なんとか退院でき、通院しながら体力を貯えようとしたが、気になるのは仕事のことばかり。
部下に預けて指示を出すようにしたが、結局、人間関係がうまくいかなくなっていった。

このような状況でさらに数年が過ぎたあるとき、Dさんはハタと気づきます。

“自分はいったい何にこだわって苦しんでいるのだろう”と。
こだわりを捨てれば楽になると考えて、仕事の主導権を人に渡して身を引いた。
こだわりの雲をはらい、心に青空が広がると、体調の回復は不思議なくらい早かった。

Dさんは述懐されます。

「実は、私の病気は、バチが当たったのではないかと思っているんです。
どんなバチかというと、退院してお世話になったところにお礼を言いに行っても、その“ありがとう”という言葉が自分にしか向いていなかった。
利己心から出たありがとうだったのです。ご恩返しをしようなんて考えてもいなかった。
だから、仕事へのこだわりも捨てられず、健康も戻らなかった。
やっとそこに気づきました。」
「還暦を迎えて、今、第二の人生のスタートを切ったところです。
今回、一生どころか二生かかっても返すことのできない借財ができました。
生かされたということは、恩というか借財を返すチャンスをいただけたのだと思います。
それはたいへんありがたいことです」

Dさんは再び保険の仕事に戻っているが、自分の心を深く見つめ直してからは、ビジネスとして数字を追うのではなく、真心をこめて安心を売るようになった。
以前はパンフレットや資料を抱えて契約を取ることを目的に訪問していたが、今は何も持たずに訪ねて、相手の話を聞いたり人生設計上のアドバイスをしたりと、仕事を超えた関わり合いの仕方が中心になっている。
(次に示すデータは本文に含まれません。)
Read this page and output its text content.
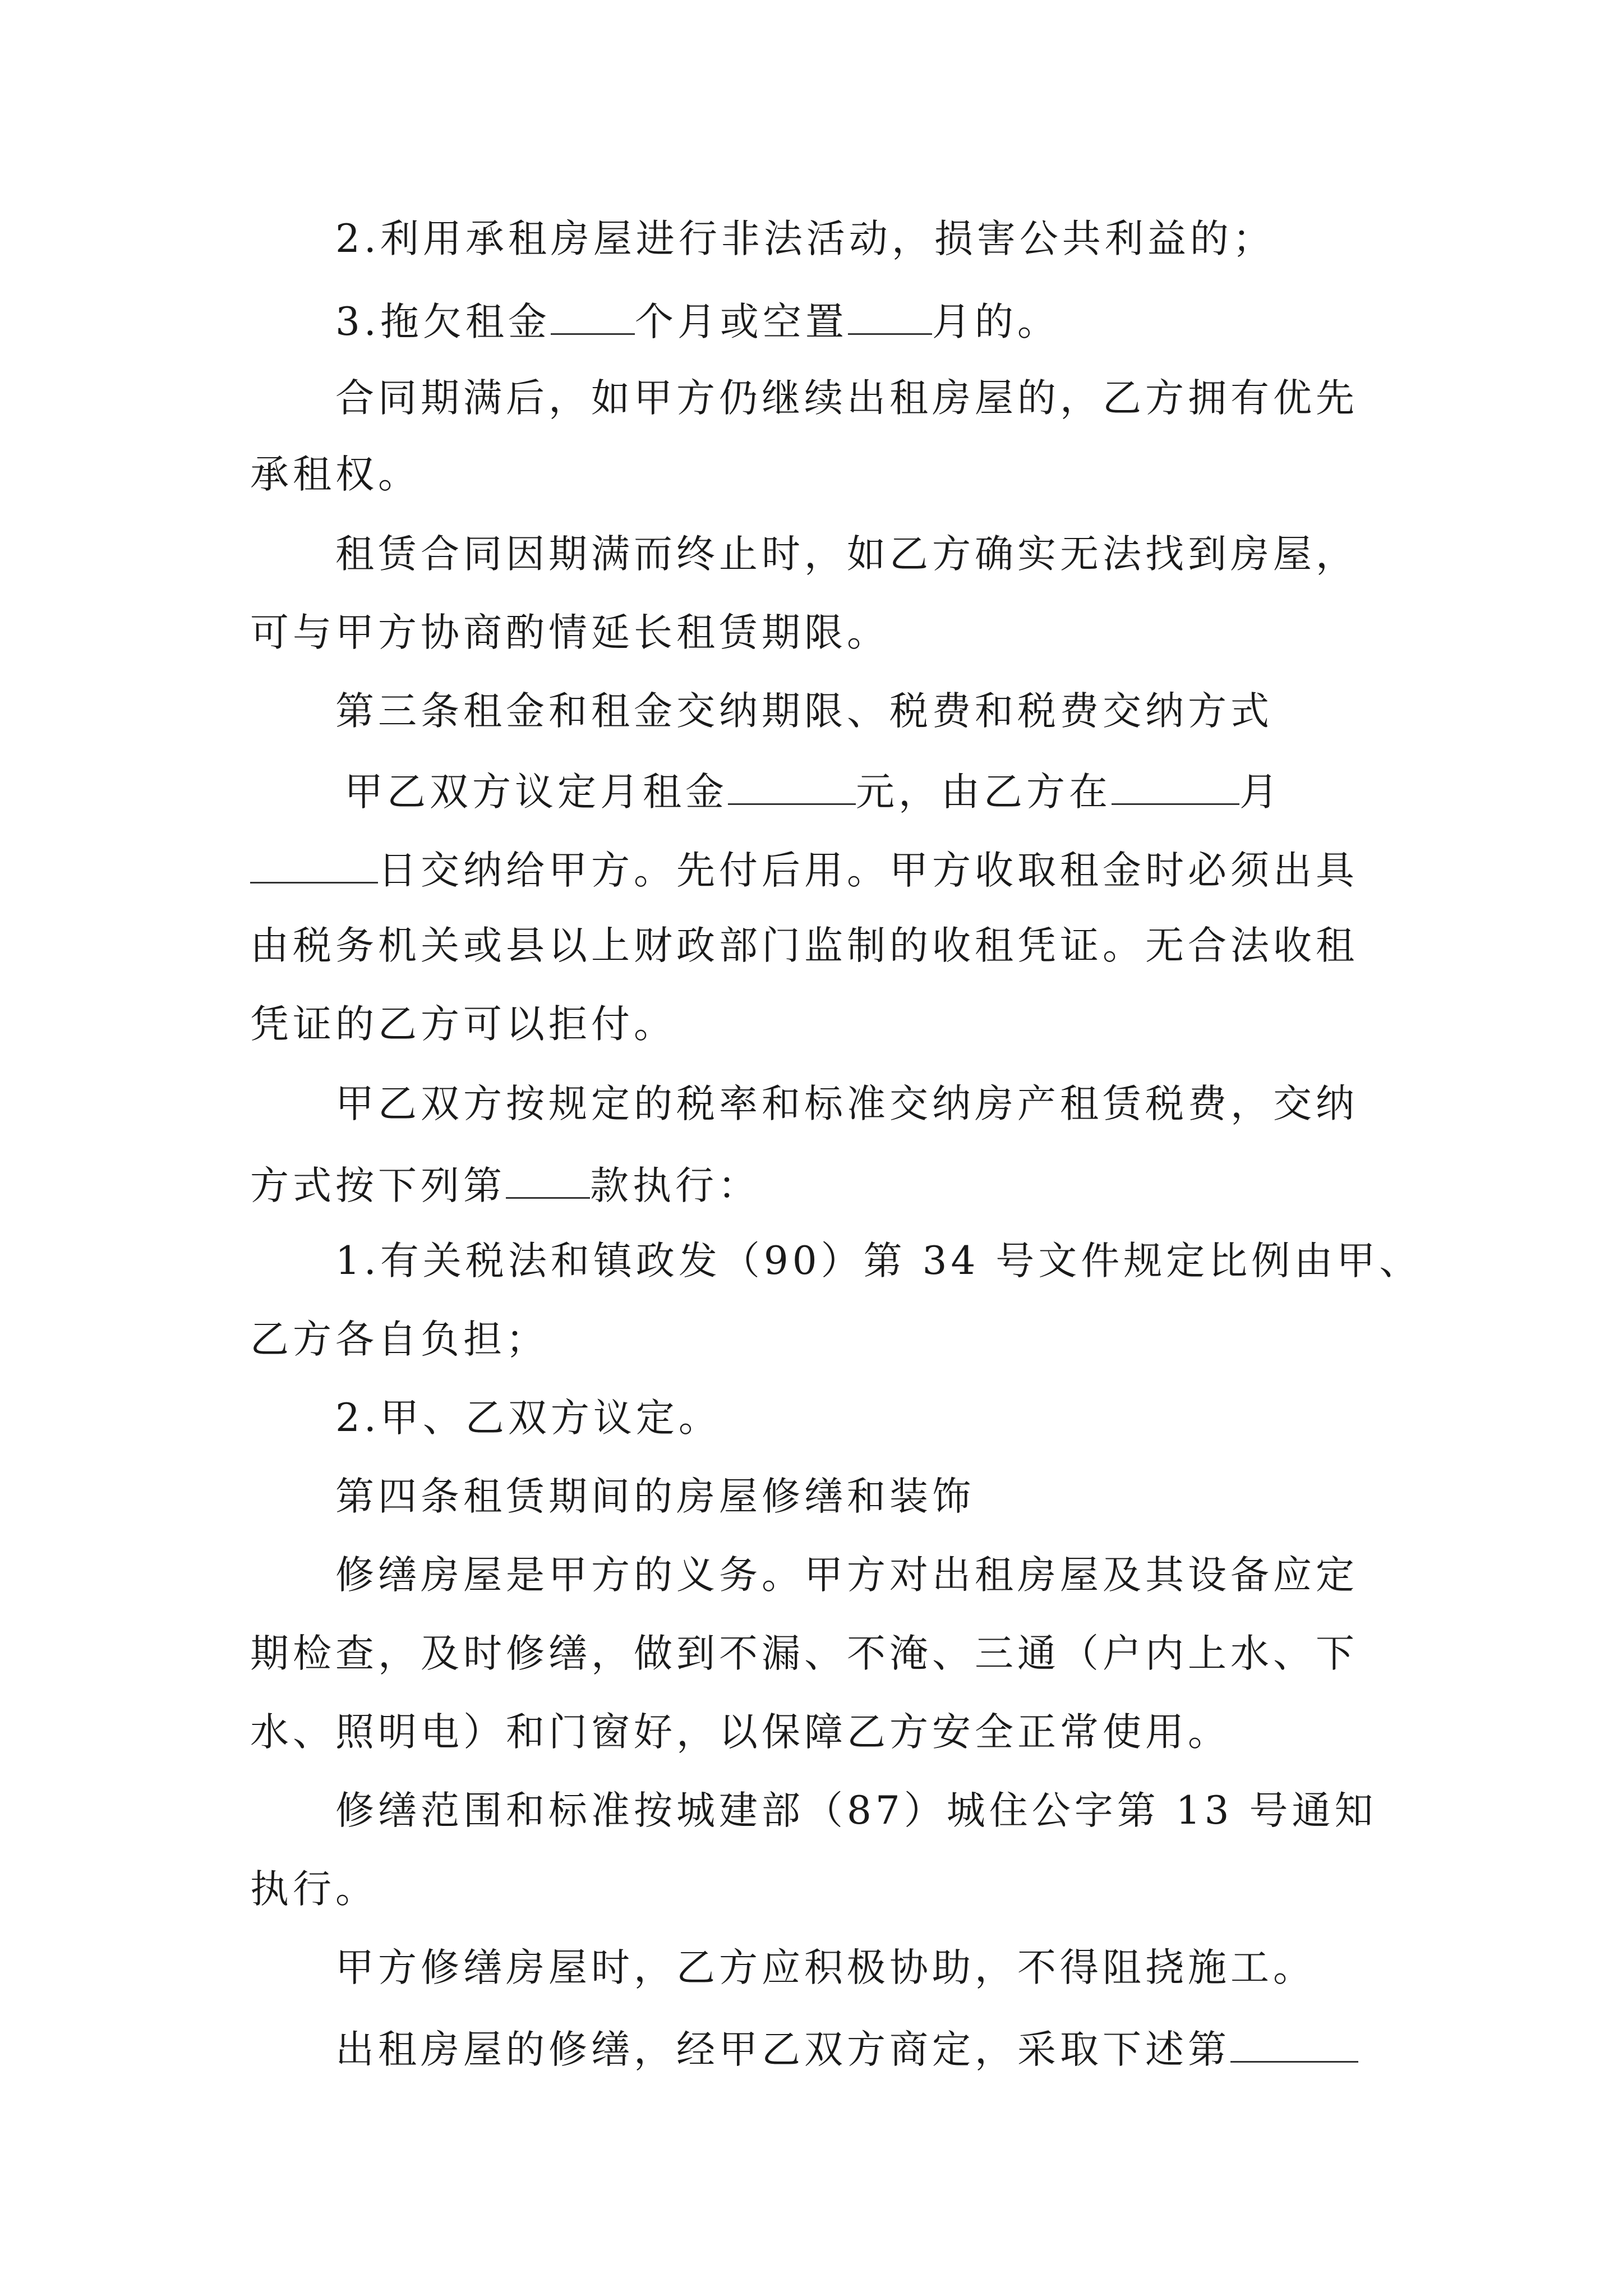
2.利用承租房屋进行非法活动，损害公共利益的；

3.拖欠租金 个月或空置 月的。

合同期满后，如甲方仍继续出租房屋的，乙方拥有优先

承租权。

租赁合同因期满而终止时，如乙方确实无法找到房屋，

可与甲方协商酌情延长租赁期限。

第三条租金和租金交纳期限、税费和税费交纳方式

甲乙双方议定月租金	元，由乙方在	月

日交纳给甲方。先付后用。甲方收取租金时必须出具

由税务机关或县以上财政部门监制的收租凭证。无合法收租

凭证的乙方可以拒付。

甲乙双方按规定的税率和标准交纳房产租赁税费，交纳

方式按下列第 款执行：

1.有关税法和镇政发（90）第 34 号文件规定比例由甲、

乙方各自负担；

2.甲、乙双方议定。

第四条租赁期间的房屋修缮和装饰

修缮房屋是甲方的义务。甲方对出租房屋及其设备应定

期检查，及时修缮，做到不漏、不淹、三通（户内上水、下

水、照明电）和门窗好，以保障乙方安全正常使用。

修缮范围和标准按城建部（87）城住公字第 13 号通知

执行。

甲方修缮房屋时，乙方应积极协助，不得阻挠施工。

出租房屋的修缮，经甲乙双方商定，采取下述第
長い引用となりましたが、身につまされる感を抱かれた方もおありだろうと思います。
「頑張らなければ」「頑張ることが大事なんだ、これしかないんだ」「これを切り抜ければーー」というような思いで、Dさんと同じように頑張られたことだと思います。
そういう時代でもありました。
今もそのような気持ちで頑張られているかもしれません。
「頑張る」ということは大切な心構えと思うのですが、ただそれが利己的に働き過ぎるといろいろと支障が出てきます。
「“拘り”を捨てると気が楽になり、今までとは違う生活スタイルが現出しますよ」とDさんは教えてくれています。
今問題となっている「メンタルヘルス」もこのような視点も必要ではないかと思うのですが、ただ、拘りを持っている人に「拘りを捨てよ」と言っても通用しないだろうとは思いますが--。
分かっていれば捨てているはず。
その余裕が持てないで苦しんでいます。
やはり、Dさんのような試練と気づきの時間が必要になるのかもしれません。